お昼を過ぎた頃ピンポーンと呼び鈴が鳴った。正月にお客さん?と名無しさんは首を傾げる。名無しさん以外はみんな祖父の家に泊まりに行っていて家には一人だ。正月の三日間以外は部活があるためパスした、と言えば聞こえはいいが置いていかれたとも言える。
お客さんが来るなんて言われてないしセールスだって正月休みだろう。見当がつかないまま「はーい」とインターホンの受話器を取った。
「やあ、名無しさん」
「……征くん!?」
彼の声を間違えるはずがない。が、彼が来たことに驚く。慌てて受話器を戻し玄関へ走る。
「征くん、どうしたの」
「明けましておめでとう。名無しさん」
「お、おめでとう」
「新年だと思ったら会いたくなってね。まだ今年は名無しさんに会っていなかったから」
「今年はって、元旦だよ?」
「ああ」
微笑む赤司に思わず見惚れる。顔を見られまいと慌てて「寒いしどうぞ」と先に家へ駆け込む。
礼儀正しく「お邪魔します」と言って靴を揃える赤司に懐かしく思う。昔はよくお互いの家で遊んだなー。
「お茶飲む?」
「ああ。ありがとう」
「……」
「……」
「…あの、そんなに見られてたら淹れにくいんですが」
「大丈夫だ。お構いなく」
いや、お構いなくじゃなくて。そんなじっと見られてたら気まずいでしょうが!言っても無駄だと分かってるから言わないけど間近にいるのはやめて欲しい。変に意識してしまう。
さっさと淹れちゃおうと名無しさんはテキパキと動く。
「挨拶しようと思ったけどそういえばおじさん達はいないんだっけ」
「そう。あたしが今この家の家人です」
「それは危ないな」
「ちょっと」
会いたかったのに残念だな、とお茶を受け取る赤司。反対側の椅子に座りじっと赤司を見つめる。お茶を煽った赤司は「…なに」と眉を顰めた。いや、あんたさっき同じことしてたからね。
「久しぶりだね、こうやってゆっくり話すの」
「そうだな。…最近じゃお互い話すこともない」
「仕方ないよ。部活切羽詰まってる時期だったし。すぐにお正月でさ」
「名無しさんにメールを貰って以来だね。家族に置いてかれたって」
「それで征くんは『久し振りにゆっくり眠れた』…なにこの倦怠期の遠距離恋愛みたいな」
「倦怠期と言うな」
近況報告のみの連絡の取り合いに名無しさんが溜息を吐く。これじゃ彼女のフリをしていた時の方が恋人らしいことしてたなあ。

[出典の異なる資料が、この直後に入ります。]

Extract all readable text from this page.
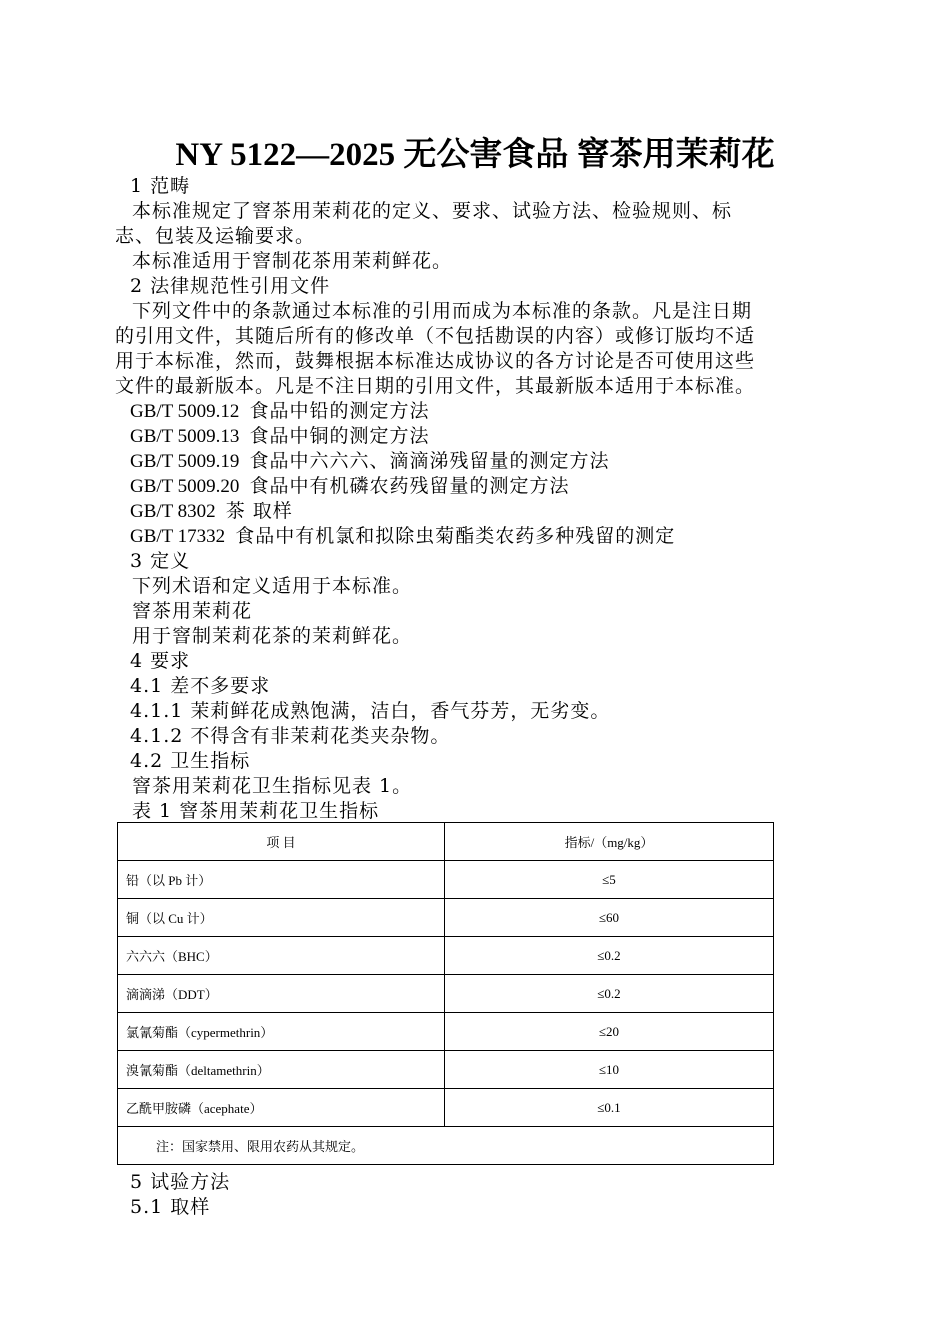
NY 5122—2025 无公害食品 窨茶用茉莉花
1 范畴
本标准规定了窨茶用茉莉花的定义、要求、试验方法、检验规则、标
志、包装及运输要求。
本标准适用于窨制花茶用茉莉鲜花。
2 法律规范性引用文件
下列文件中的条款通过本标准的引用而成为本标准的条款。凡是注日期
的引用文件，其随后所有的修改单（不包括勘误的内容）或修订版均不适
用于本标准，然而，鼓舞根据本标准达成协议的各方讨论是否可使用这些
文件的最新版本。凡是不注日期的引用文件，其最新版本适用于本标准。
GB/T 5009.12 食品中铅的测定方法
GB/T 5009.13 食品中铜的测定方法
GB/T 5009.19 食品中六六六、滴滴涕残留量的测定方法
GB/T 5009.20 食品中有机磷农药残留量的测定方法
GB/T 8302 茶 取样
GB/T 17332 食品中有机氯和拟除虫菊酯类农药多种残留的测定
3 定义
下列术语和定义适用于本标准。
窨茶用茉莉花
用于窨制茉莉花茶的茉莉鲜花。
4 要求
4.1 差不多要求
4.1.1 茉莉鲜花成熟饱满，洁白，香气芬芳，无劣变。
4.1.2 不得含有非茉莉花类夹杂物。
4.2 卫生指标
窨茶用茉莉花卫生指标见表 1。
表 1 窨茶用茉莉花卫生指标
项 目	指标/（mg/kg）
铅（以 Pb 计）	≤5
铜（以 Cu 计）	≤60
六六六（BHC）	≤0.2
滴滴涕（DDT）	≤0.2
氯氰菊酯（cypermethrin）	≤20
溴氰菊酯（deltamethrin）	≤10
乙酰甲胺磷（acephate）	≤0.1
注：国家禁用、限用农药从其规定。	
5 试验方法
5.1 取样
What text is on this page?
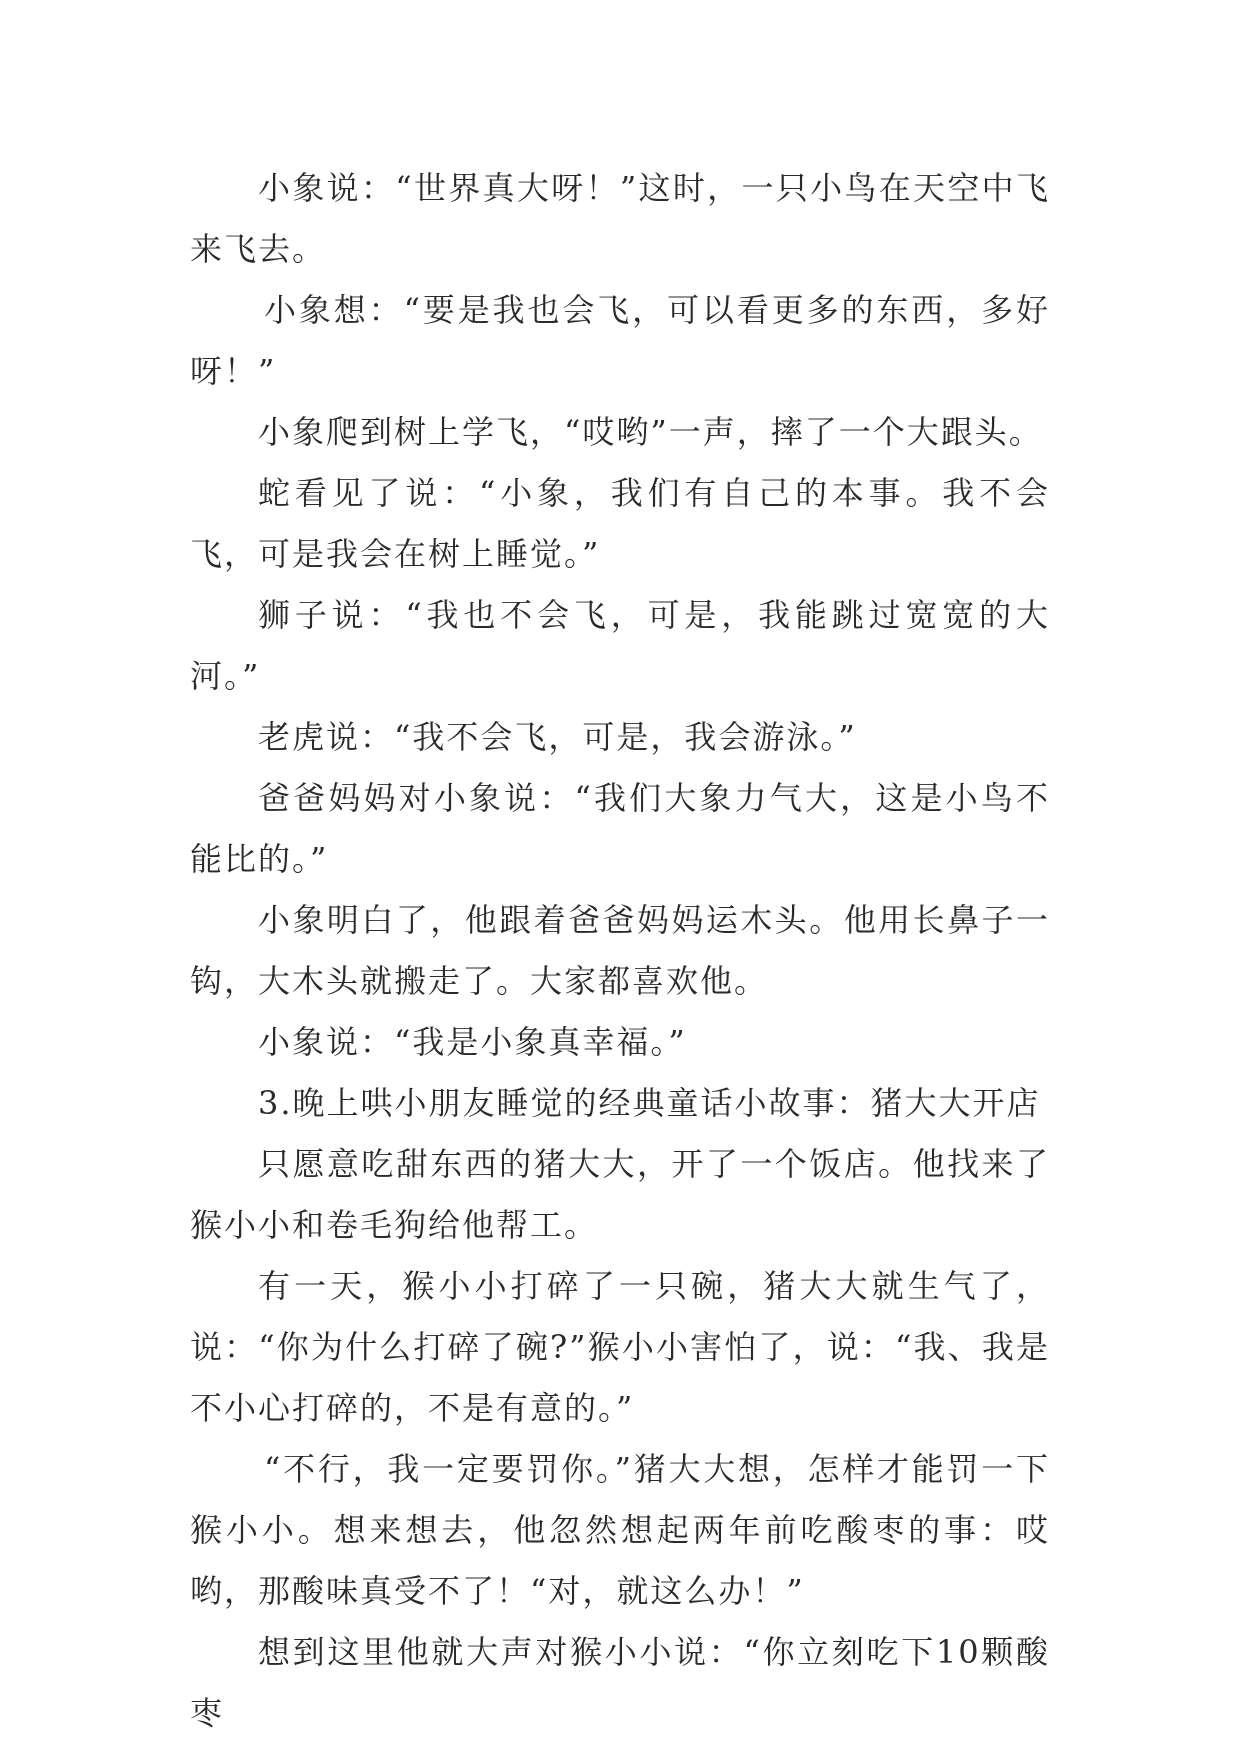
小象说：“世界真大呀！”这时，一只小鸟在天空中飞来飞去。

小象想：“要是我也会飞，可以看更多的东西，多好呀！”

小象爬到树上学飞，“哎哟”一声，摔了一个大跟头。

蛇看见了说：“小象，我们有自己的本事。我不会飞，可是我会在树上睡觉。”

狮子说：“我也不会飞，可是，我能跳过宽宽的大河。”

老虎说：“我不会飞，可是，我会游泳。”

爸爸妈妈对小象说：“我们大象力气大，这是小鸟不能比的。”

小象明白了，他跟着爸爸妈妈运木头。他用长鼻子一钩，大木头就搬走了。大家都喜欢他。

小象说：“我是小象真幸福。”

3.晚上哄小朋友睡觉的经典童话小故事：猪大大开店

只愿意吃甜东西的猪大大，开了一个饭店。他找来了猴小小和卷毛狗给他帮工。

有一天，猴小小打碎了一只碗，猪大大就生气了，说：“你为什么打碎了碗?”猴小小害怕了，说：“我、我是不小心打碎的，不是有意的。”

“不行，我一定要罚你。”猪大大想，怎样才能罚一下猴小小。想来想去，他忽然想起两年前吃酸枣的事：哎哟，那酸味真受不了！“对，就这么办！”

想到这里他就大声对猴小小说：“你立刻吃下10颗酸枣
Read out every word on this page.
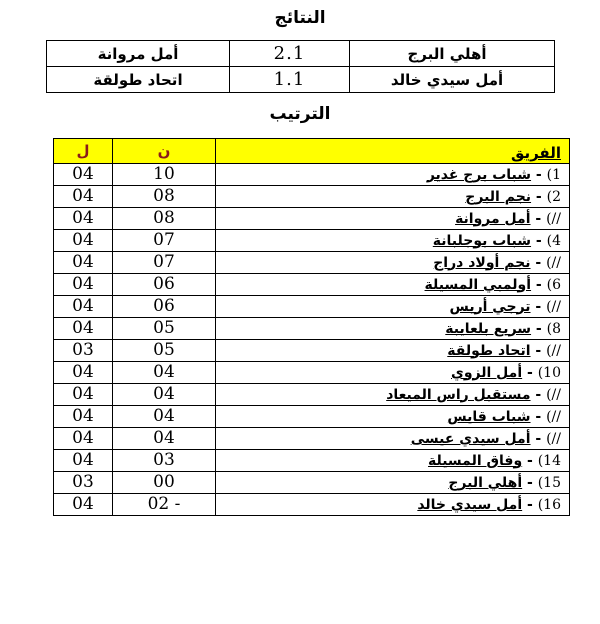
النتائج
أمل مروانة	2.1	أهلي البرج
اتحاد طولقة	1.1	أمل سيدي خالد
الترتيب
ل	ن	الفريق
04	10	1) - شباب برج غدير
04	08	2) - نجم البرج
04	08	//) - أمل مروانة
04	07	4) - شباب بوجلبانة
04	07	//) - نجم أولاد دراج
04	06	6) - أولمبي المسيلة
04	06	//) - ترجي أريس
04	05	8) - سريع بلعايبة
03	05	//) - اتحاد طولقة
04	04	10) - أمل الزوي
04	04	//) - مستقبل راس الميعاد
04	04	//) - شباب قايس
04	04	//) - أمل سيدي عيسى
04	03	14) - وفاق المسيلة
03	00	15) - أهلي البرج
04	02 -	16) - أمل سيدي خالد
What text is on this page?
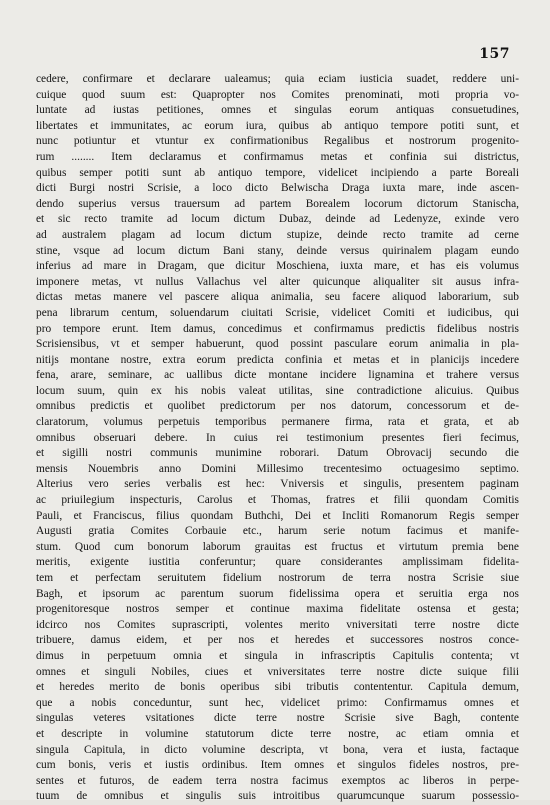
157
cedere, confirmare et declarare ualeamus; quia eciam iusticia suadet, reddere uni-
cuique quod suum est: Quapropter nos Comites prenominati, moti propria vo-
luntate ad iustas petitiones, omnes et singulas eorum antiquas consuetudines,
libertates et immunitates, ac eorum iura, quibus ab antiquo tempore potiti sunt, et
nunc potiuntur et vtuntur ex confirmationibus Regalibus et nostrorum progenito-
rum ........ Item declaramus et confirmamus metas et confinia sui districtus,
quibus semper potiti sunt ab antiquo tempore, videlicet incipiendo a parte Boreali
dicti Burgi nostri Scrisie, a loco dicto Belwischa Draga iuxta mare, inde ascen-
dendo superius versus trauersum ad partem Borealem locorum dictorum Stanischa,
et sic recto tramite ad locum dictum Dubaz, deinde ad Ledenyze, exinde vero
ad australem plagam ad locum dictum stupize, deinde recto tramite ad cerne
stine, vsque ad locum dictum Bani stany, deinde versus quirinalem plagam eundo
inferius ad mare in Dragam, que dicitur Moschiena, iuxta mare, et has eis volumus
imponere metas, vt nullus Vallachus vel alter quicunque aliqualiter sit ausus infra-
dictas metas manere vel pascere aliqua animalia, seu facere aliquod laborarium, sub
pena librarum centum, soluendarum ciuitati Scrisie, videlicet Comiti et iudicibus, qui
pro tempore erunt. Item damus, concedimus et confirmamus predictis fidelibus nostris
Scrisiensibus, vt et semper habuerunt, quod possint pasculare eorum animalia in pla-
nitijs montane nostre, extra eorum predicta confinia et metas et in planicijs incedere
fena, arare, seminare, ac uallibus dicte montane incidere lignamina et trahere versus
locum suum, quin ex his nobis valeat utilitas, sine contradictione alicuius. Quibus
omnibus predictis et quolibet predictorum per nos datorum, concessorum et de-
claratorum, volumus perpetuis temporibus permanere firma, rata et grata, et ab
omnibus obseruari debere. In cuius rei testimonium presentes fieri fecimus,
et sigilli nostri communis munimine roborari. Datum Obrovacij secundo die
mensis Nouembris anno Domini Millesimo trecentesimo octuagesimo septimo.
Alterius vero series verbalis est hec: Vniversis et singulis, presentem paginam
ac priuilegium inspecturis, Carolus et Thomas, fratres et filii quondam Comitis
Pauli, et Franciscus, filius quondam Buthchi, Dei et Incliti Romanorum Regis semper
Augusti gratia Comites Corbauie etc., harum serie notum facimus et manife-
stum. Quod cum bonorum laborum grauitas est fructus et virtutum premia bene
meritis, exigente iustitia conferuntur; quare considerantes amplissimam fidelita-
tem et perfectam seruitutem fidelium nostrorum de terra nostra Scrisie siue
Bagh, et ipsorum ac parentum suorum fidelissima opera et seruitia erga nos
progenitoresque nostros semper et continue maxima fidelitate ostensa et gesta;
idcirco nos Comites suprascripti, volentes merito vniversitati terre nostre dicte
tribuere, damus eidem, et per nos et heredes et successores nostros conce-
dimus in perpetuum omnia et singula in infrascriptis Capitulis contenta; vt
omnes et singuli Nobiles, ciues et vniversitates terre nostre dicte suique filii
et heredes merito de bonis operibus sibi tributis contententur. Capitula demum,
que a nobis conceduntur, sunt hec, videlicet primo: Confirmamus omnes et
singulas veteres vsitationes dicte terre nostre Scrisie sive Bagh, contente
et descripte in volumine statutorum dicte terre nostre, ac etiam omnia et
singula Capitula, in dicto volumine descripta, vt bona, vera et iusta, factaque
cum bonis, veris et iustis ordinibus. Item omnes et singulos fideles nostros, pre-
sentes et futuros, de eadem terra nostra facimus exemptos ac liberos in perpe-
tuum de omnibus et singulis suis introitibus quarumcunque suarum possessio-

でもあれは周りに見せつけるためにべたべたイチャイチャしていたのであって実際恋人になれば赤司との恋愛はこんな感じとしっくりくる。普段は部活で忙しいからたまにこういう二人でのんびりする時間があるのは嬉しい。
「ねえ、征十郎」
「…なんだ」
「あたしがメールで一人だって送ったから来てくれたんでしょ」
「…」
「ありがとう」
笑って礼を言えば驚いたように瞬く赤司。少ししてふっ、と彼も微笑む。
「そうだな、半分はお前のためだ」
「え?半分?」
「もう半分は自分のためだ」
ガタ、と椅子から立ち上がり向かいの名無しさんの所まで移動する。椅子に座って見上げている名無しさん。少し屈み、ちゅ、と唇に触れる。それと同時にびくっと動く名無しさんの反応に笑う。
「前みたいにいつでも出来ないからな」
「あ、当たり前じゃん!」
「最近はゆっくり話すこと以前にこういうことも出来ていなかった」「そ、そうだけど…」
「今ならいいだろう?誰も見ていない」
見せつけるためにしていたキス。詳しく言えば赤司がそうこじつけて名無しさんにキスしていたのだが。
今は見せつける必要もこじつける必要もない。二人しかいない場所での口付け。照れて固まる名無しさんを優しく抱きしめもう一度短いキスをする。にやりと笑うと赤司は至近距離で囁いた。